« Après 12 ans, ça fait plaisir de revenir ! » s’exclame José Cura, son concert Salle Pleyel à peine commencé. Il est vrai que le ténor avait disparu des radars parisiens depuis un certain temps, lui qui fut la coqueluche des années Gall, l’équivalent en son temps – dans une certaine mesure – de Jonas Kaufmann, ne serait-ce que par le physique avantageux et la couleur sombre de la voix. C’est davantage Placido Domingo qu’il rappelle ce soir lorsqu’il attaque, dans la foulée du prologue de Paillasse, l’air de Tonio. Notre ténor, à l’exemple de son illustre aîné, serait-il devenu baryton ? Non, simple clin d’œil, José Cura a l’humeur badine. « J’arrondis le cachet » explique-t-il après avoir rangé dans un coin de la scène le pupitre que l’équipe technique avait oublié d’enlever durant l’entracte.
Qu’a-t-il fait ses douze années durant celui qui fut le Don José, le Samson de sa génération ? Il a chanté à droite, à gauche mais pas en France, où exception faite de Nancy, il n’a pas été invité depuis 2001. Il s’est beaucoup consacré à la direction d’orchestre, son péché mignon, à la mise en scène qu’il veut dorénavant privilégier et à la transmission de son art. Il a eu raison. Comme un bon vin, son chant s’est bonifié. Et douze ans après, il revient avec une énergie renouvelé. Lui dont on gardait – peut-être à tort – le souvenir d’un chanteur en mal de subtilité, se présente sous un autre jour. La silhouette s’est épaissie, le vibrato élargi mais le timbre a conservé son velours noir. La voix surtout s’est libérée. L’aigu qui autrefois trahissait l’effort, reste son talon d’Achille mais saillit plus naturellement. Face à un public enthousiaste, manifestant d’emblée son plaisir de le retrouver, le ténor privilégie la nuance. Grand bien lui fasse ! José Cura n’est jamais aussi captivant que lorsqu’il allège le ton et ose la demi-teinte. L’interprète a enrichi sa palette d’expression. La technique, dans son accomplissement mais aussi ses failles, est habilement utilisée pour renforcer le propos. Paillasse, Dick Johnson et encore plus Otello, même privés d’artifices scéniques, s’imposent dans leur vérité théâtrale, incontestablement. L’artiste enfin est généreux. Dans cet exercice du récital qui voit trop souvent les numéros symphoniques prendre le pas sur le tour de chant, le programme pour une fois fait la part belle aux voix. Et comme si cela ne suffisait pas, deux bis éclatants de santé viennent s’ajouter aux larges extraits d’Otello : « Nessun dorma » précédé de « O Soave fanciulla » en duo avec Camilla Nylund.

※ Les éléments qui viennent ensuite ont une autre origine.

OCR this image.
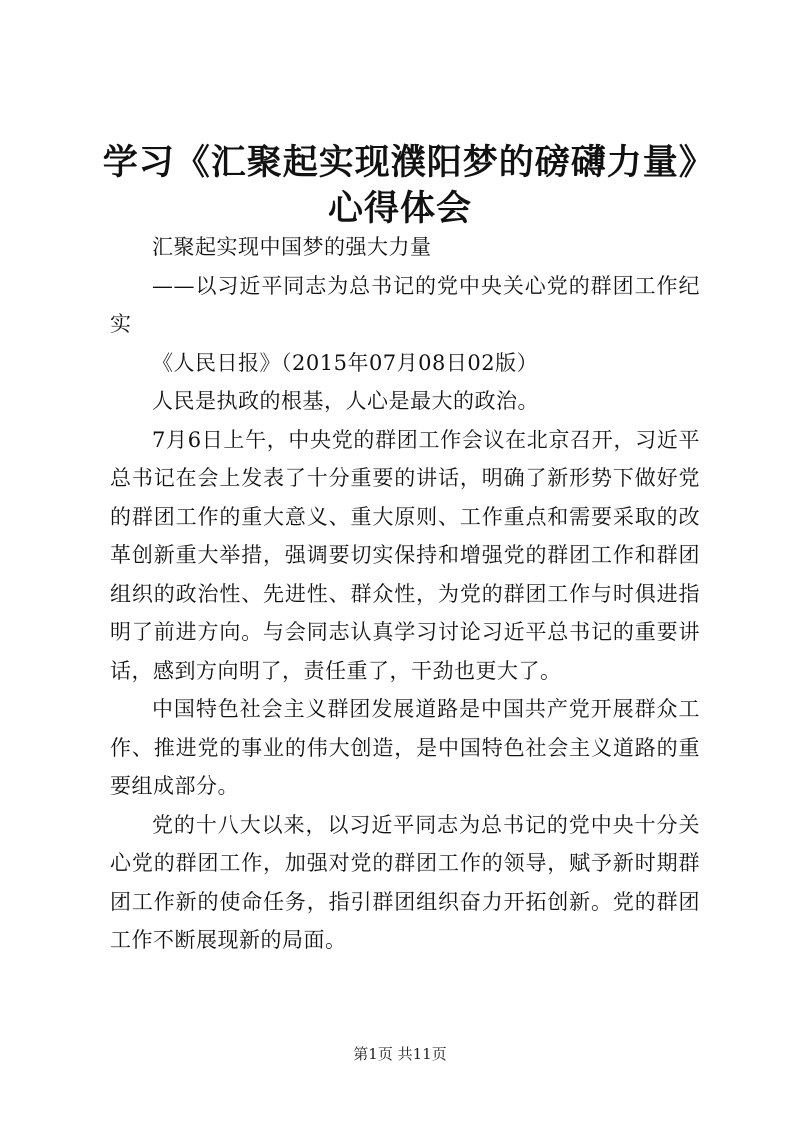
学习《汇聚起实现濮阳梦的磅礴力量》心得体会

汇聚起实现中国梦的强大力量

——以习近平同志为总书记的党中央关心党的群团工作纪实

《人民日报》（2015年07月08日02版）

人民是执政的根基，人心是最大的政治。

7月6日上午，中央党的群团工作会议在北京召开，习近平总书记在会上发表了十分重要的讲话，明确了新形势下做好党的群团工作的重大意义、重大原则、工作重点和需要采取的改革创新重大举措，强调要切实保持和增强党的群团工作和群团组织的政治性、先进性、群众性，为党的群团工作与时俱进指明了前进方向。与会同志认真学习讨论习近平总书记的重要讲话，感到方向明了，责任重了，干劲也更大了。

中国特色社会主义群团发展道路是中国共产党开展群众工作、推进党的事业的伟大创造，是中国特色社会主义道路的重要组成部分。

党的十八大以来，以习近平同志为总书记的党中央十分关心党的群团工作，加强对党的群团工作的领导，赋予新时期群团工作新的使命任务，指引群团组织奋力开拓创新。党的群团工作不断展现新的局面。

第1页 共11页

Même si moins populaire, la soprano est plus qu’un faire-valoir. De Salomé sur la scène de La Bastille en 2009, on avait aimé la pertinence quand Elisabetta à Amsterdam deux après, exposait les limites du registre inférieur. De là à en déduire que ses affinités sont plus germaniques qu’italiennes, il n’y a qu’un pas, qu’une Nedda gauche car prise à froid semble autoriser à franchir. Foin de préjugés. Dans La Fanciulla del West, Camilla Nylund réussit à assouplir l’émission et sort son meilleur atout de la manche : un aigu saisissant, dardé comme une lance. Desdemona après l’entracte saura utiliser cette arme, parmi d’autres. La gestion du souffle, notamment, autorise certaines notes du meilleur effet et, comme son partenaire, une large palette de nuances participe à la composition. D’un tel duo, ne peuvent jaillir que des étincelles. Las, l’Orchestre National d’Île-de-France a du mal à exalter ce « génie italien » qui donne son titre à la soirée, et la direction de Mario De Rose, parfois débordée par la fougue de ses interprètes, ne met que sporadiquement le feu aux poudres.